There’s a new crop of thinkers who are noticing that while Agile and Lean Startup approaches are being enthusiastically embraced by organisations, they are mostly being implemented at a team level. The promised improvements, such as quicker delivery of product and happier teams may well be there, but the organisational improvements that will lead to innovation and customer value are not fully realised.

Barry O’Reilly summarises this perfectly when he explains how difficult it is for organisations to implement Agile and Lean Startup across the enterprise. He explains, “In most cases it [is] impossible to realize anything more than incremental improvements because only part of the organization [has] changed – and that part need[s] to work with the rest of the organization, which expect[s] them to behave in the traditional way.”

Jez Humble, Joanne Molesky and Barry O’Reilly’s fabulous book, Lean Enterprise: How High Performance Organisations Innovate at Scale, describes how successful organisations rethink everything, from financial management and governance, to risk and compliance, to systems architecture, to program, portfolio and requirements management, in the pursuit of radically improved performance.

Business Agility is about developing the patterns across an entire organisation to fulfil on the promise of Agile and Lean Startup:

  • Minimum viable everything – product, experience and process
  • Measure outcomes (value), not outputs (stuff done)
  • Experiment to learn – create a generative safe to try culture to continuously improve

Through meeting with thinkers at the forefront of Business Agility; Barry O’Reilly and Pat Reed, I’ve collated these questions to help organisations grow Business Agility.

Minimum Viable Everything

Do our processes generate value, rather than hold us back?

Can we map how much time we spend on value generation versus being busy?

Do we create “won’t do” lists to focus on the most valuable activities we should be doing?

Measure Outcomes no Outputs

Do we measure value in terms of making an impactful difference to a customer or to the business, with the least amount of output – more value at less cost?

Do we make value visible throughout our product development cycle?

Do we have a value model that provides a clear line of sight for everyone in the organisation on the work they do and the outcome desired?

Do our leaders articulate what success looks like in measurable terms and with real clarity, so the whole organisation can align on delivering value?

Do our metrics and reward systems measure outcomes (value) not output (more stuff done)?

Do our metrics measure the cost of value and time to value?

Do we balance business value and customer value for a sustainable organisation?

Experiment to learn

Are we an organisation that can thrive in extreme change?

Do we have feedback loops to ensure we understand:

  1. How we’re doing based on our commitments?
  2. How quickly we are learning and responding to customer feedback?
  3. If we are still doing the right thing, or if we need to change our goals based on shifting circumstances and priorities?

Do we accept that there are many unknowns, and recognise that everything is an experiment to discover where value actually lies?

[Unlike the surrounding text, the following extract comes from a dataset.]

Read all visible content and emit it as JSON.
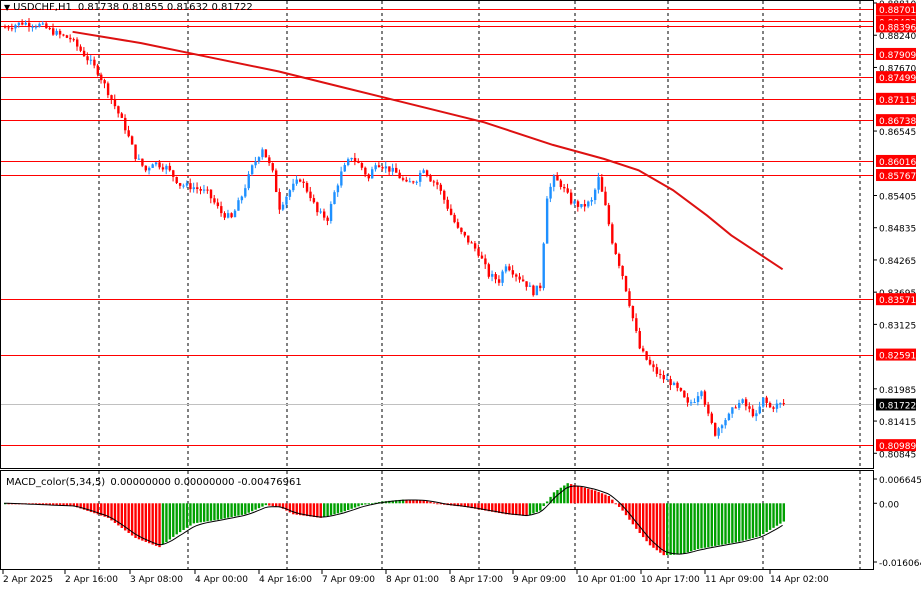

Do we define tests as part of the experiment? Whether it’s a feature in a product, or a change to a process, do we identify the value which should be improved by the work, and then measure if it has been achieved?

Do we have a tolerance for failure, by testing first with a hypothesis, and being open to learning when the hypothesis proves not to be true?

Do we adapt quickly and celebrate learning?

Do we generate knowledge across the organisation by sharing the results of experiments, especially the failures?

Do we avoid big failures by breaking big challenges into thin slice experiments?

Do we accelerate feedback loops by shrinking the learning cycle to days or weeks and iterate?

Organisations on their way to Business Agility will recognise the above questions as aspirational. They will also recognise that opportunities to improve are everywhere, or as Barry O’Reilly expresses, “not just in the products or services we build, but in the way we behave and interact and most importantly, in the way we think”.